Mitigating Your Supply Chain Risk: Part Three
The only thing more important than strategizing your business’s supply chain is taking the steps needed to ensure that your supply chain is thorough, safe, and secure against a wide range of problems and threats. As President and co-founder of supply chain solutions provider INSIGHT Inc, Dr. Jeff Karrenbauer is an expert on all things related to assessing your supply chain risk and learning how to mitigate that risk effectively. In our first installment we asked Dr. Karrenbauer why planning is so important; we followed up with today’s biggest supply chain risks and why businesses fail to plan. Today we learn about the first steps a business can take to start assessing their supply chain right now.
Food Digital: So what can a business start doing tomorrow to begin strategizing and safeguarding itself against supply chain risk issues?
Dr. Jeff Karrenbauer: The first thing is to conduct a very careful audit of your vulnerabilities – and you’ve got to know how to do that. The first thing to do is to commit to saying that this is a serious issue and we’re going to look at it. We’re not going to wait until two years from now – because it’s never going to be ‘the right time,’ you’re never going to be not busy.

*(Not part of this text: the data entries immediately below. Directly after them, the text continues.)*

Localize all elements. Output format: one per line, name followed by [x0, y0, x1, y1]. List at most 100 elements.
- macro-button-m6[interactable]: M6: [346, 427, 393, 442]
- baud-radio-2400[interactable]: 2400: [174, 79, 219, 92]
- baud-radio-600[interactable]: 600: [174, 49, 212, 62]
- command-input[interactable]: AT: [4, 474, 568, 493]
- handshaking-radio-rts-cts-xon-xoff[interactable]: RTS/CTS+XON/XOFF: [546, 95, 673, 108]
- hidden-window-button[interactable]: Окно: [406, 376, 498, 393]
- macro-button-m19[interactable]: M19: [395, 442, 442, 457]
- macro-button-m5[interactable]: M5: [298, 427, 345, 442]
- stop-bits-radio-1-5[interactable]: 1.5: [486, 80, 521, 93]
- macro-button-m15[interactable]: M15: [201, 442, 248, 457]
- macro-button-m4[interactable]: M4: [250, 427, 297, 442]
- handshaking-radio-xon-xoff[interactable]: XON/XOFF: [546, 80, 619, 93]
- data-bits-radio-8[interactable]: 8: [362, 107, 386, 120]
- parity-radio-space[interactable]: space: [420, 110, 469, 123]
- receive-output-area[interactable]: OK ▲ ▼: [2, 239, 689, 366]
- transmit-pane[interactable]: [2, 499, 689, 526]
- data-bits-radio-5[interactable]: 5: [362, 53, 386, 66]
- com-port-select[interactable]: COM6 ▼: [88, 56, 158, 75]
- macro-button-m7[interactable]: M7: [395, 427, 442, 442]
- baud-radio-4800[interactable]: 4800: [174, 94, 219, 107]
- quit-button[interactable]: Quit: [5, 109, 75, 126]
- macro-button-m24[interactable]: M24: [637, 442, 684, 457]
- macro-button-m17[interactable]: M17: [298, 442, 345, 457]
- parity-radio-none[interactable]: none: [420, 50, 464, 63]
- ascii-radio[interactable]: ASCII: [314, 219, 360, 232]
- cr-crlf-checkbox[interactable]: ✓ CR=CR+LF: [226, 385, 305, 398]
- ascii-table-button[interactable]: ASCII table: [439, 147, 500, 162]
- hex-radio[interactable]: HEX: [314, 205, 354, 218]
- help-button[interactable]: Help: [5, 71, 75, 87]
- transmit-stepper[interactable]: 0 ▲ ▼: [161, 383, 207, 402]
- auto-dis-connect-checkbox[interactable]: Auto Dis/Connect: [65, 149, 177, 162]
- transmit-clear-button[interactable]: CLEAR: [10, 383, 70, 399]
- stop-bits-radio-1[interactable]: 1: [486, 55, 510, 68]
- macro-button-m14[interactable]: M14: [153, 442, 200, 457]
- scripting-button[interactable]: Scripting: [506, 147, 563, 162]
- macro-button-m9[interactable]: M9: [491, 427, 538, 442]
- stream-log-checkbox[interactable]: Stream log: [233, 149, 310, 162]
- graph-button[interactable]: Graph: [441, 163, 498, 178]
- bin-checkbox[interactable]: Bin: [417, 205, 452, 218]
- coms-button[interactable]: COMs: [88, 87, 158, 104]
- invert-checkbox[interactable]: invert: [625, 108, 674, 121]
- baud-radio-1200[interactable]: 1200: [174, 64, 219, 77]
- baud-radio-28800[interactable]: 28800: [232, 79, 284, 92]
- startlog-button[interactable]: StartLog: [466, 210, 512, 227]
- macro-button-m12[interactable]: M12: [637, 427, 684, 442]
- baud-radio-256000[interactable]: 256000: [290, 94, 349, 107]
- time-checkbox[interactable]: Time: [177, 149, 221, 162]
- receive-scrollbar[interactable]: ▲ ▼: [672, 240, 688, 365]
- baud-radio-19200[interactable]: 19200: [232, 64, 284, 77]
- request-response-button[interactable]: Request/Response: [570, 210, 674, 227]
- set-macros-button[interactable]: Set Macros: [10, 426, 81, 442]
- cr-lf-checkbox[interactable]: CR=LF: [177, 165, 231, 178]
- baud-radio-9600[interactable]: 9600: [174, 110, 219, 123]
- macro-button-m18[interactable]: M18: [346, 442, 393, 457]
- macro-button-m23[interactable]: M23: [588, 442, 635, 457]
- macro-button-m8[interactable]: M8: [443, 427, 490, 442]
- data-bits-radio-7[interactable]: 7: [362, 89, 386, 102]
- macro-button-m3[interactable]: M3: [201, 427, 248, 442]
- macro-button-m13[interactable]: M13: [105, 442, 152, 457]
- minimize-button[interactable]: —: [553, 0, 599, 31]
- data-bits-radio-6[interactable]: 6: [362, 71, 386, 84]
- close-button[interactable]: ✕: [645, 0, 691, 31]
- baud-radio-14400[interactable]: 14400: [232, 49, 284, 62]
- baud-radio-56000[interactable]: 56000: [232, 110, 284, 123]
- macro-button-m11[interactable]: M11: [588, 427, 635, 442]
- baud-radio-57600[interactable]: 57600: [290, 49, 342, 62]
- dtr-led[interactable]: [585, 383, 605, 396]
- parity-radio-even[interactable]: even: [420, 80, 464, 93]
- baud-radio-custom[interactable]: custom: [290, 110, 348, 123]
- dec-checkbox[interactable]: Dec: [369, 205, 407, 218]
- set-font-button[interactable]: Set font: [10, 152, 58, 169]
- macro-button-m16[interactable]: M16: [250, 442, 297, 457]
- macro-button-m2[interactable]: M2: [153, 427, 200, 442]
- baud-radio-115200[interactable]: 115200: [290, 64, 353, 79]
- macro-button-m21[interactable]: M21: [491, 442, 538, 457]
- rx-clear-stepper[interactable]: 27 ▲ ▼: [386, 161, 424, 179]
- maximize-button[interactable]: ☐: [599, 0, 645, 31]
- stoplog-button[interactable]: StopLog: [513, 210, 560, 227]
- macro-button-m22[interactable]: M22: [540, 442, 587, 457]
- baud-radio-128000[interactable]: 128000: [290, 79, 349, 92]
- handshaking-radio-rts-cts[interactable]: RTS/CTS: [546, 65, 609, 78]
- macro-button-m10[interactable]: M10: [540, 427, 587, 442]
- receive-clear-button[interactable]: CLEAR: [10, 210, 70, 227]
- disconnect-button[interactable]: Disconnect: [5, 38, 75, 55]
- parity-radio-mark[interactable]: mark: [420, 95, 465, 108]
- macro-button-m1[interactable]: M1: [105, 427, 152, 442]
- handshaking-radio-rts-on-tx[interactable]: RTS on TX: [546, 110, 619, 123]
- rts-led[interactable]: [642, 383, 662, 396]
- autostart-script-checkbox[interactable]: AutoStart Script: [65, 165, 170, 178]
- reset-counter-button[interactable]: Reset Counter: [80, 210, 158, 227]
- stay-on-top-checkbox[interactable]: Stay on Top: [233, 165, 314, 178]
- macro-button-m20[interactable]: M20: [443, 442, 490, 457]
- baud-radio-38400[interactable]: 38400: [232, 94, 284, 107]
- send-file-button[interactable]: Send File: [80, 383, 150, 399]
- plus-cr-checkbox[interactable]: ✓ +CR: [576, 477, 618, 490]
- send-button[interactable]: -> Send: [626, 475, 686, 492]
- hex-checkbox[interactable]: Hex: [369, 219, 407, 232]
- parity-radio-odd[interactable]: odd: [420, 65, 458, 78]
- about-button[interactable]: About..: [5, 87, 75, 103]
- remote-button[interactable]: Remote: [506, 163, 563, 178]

To me, the way to do it from a supply chain standpoint is with a very well understood tool. (Yes, we are a vendor, but we’re not the only one.) It’s called a network design model, a strategic supply chain design model. It’s a very well understood mathematical model, and for a manufacturer (if it’s done right) it starts at the source of raw materials acquisition, ends with customers, and includes everything in between – procurement, duties, taxes, ports, everything.
That tool’s primary purpose is redesigning the supply chain. How many warehouses should I have and where should they be? Where should I manufacture? Should I outsource, in light of the entire supply chain and not just labor costs? How do I allocate limited capacity? Which ports should I use?
One of the uses of a tool like that is to start doing war gaming and say: all right, forget that plant. You don’t have it anymore. Forget these ports, forget that distribution center, forget that transportation link – it’s gone. Now, you still have to get that demand satisfied. How are you going to do it?
You impose additional constraints. Sometimes they’re capacity constraints and sometimes they’re more draconian. You just lost that facility. Now what are you going to do? There’s a demand. You’ve got to satisfy it. Tell me how, but you can’t use this guy. Maybe it comes back and says: I can’t without it. That’s good to know! I’ve got a critical facility there, what am I doing about it? Maybe that’s where I need to be redundant. With a tool like that, start sayingwhat-if? It’s war gaming with advanced analytics.
By the way, advanced analytics do not include spreadsheets. Spreadsheets do arithmetic. I could put a formula in that cell. Yeah, that’s called arithmetic. I can sort a column! Okay, so can I on my living room floor with enough time. They’re nice tools, but we’ve gotten to the point where people call that advanced analytics and it’s not. Period. It’s not ever going to be. But that’s the only tool that so many of our graduates come out knowing. There’s the old adage – when all you have is a hammer, everything looks like a nail or you make it look like a nail. So you get some analytical abuse. But this is not spreadsheet stuff: this is much more powerful than that.
Whether you use Insight or not, whether you use tools like that or not, this demands: A) the commitment, and B) the adoption of advanced analytics that are up to the task of looking at the design, or the alternate design in the face of pressure, of your supply chain.
And you’ve got to look at the whole thing. By that I mean the whole supply chain. If you’re really going to do risk analysis, you can’t partition it off and just worry about the ports or certifying the financial stability of your suppliers. That’s not good enough. I’ve seen people say that’s my contingency planning, I went out and made sure my suppliers are still viable. That’s important! I don’t mean to denigrate that, but it’s not enough. You’ve got to look up and down.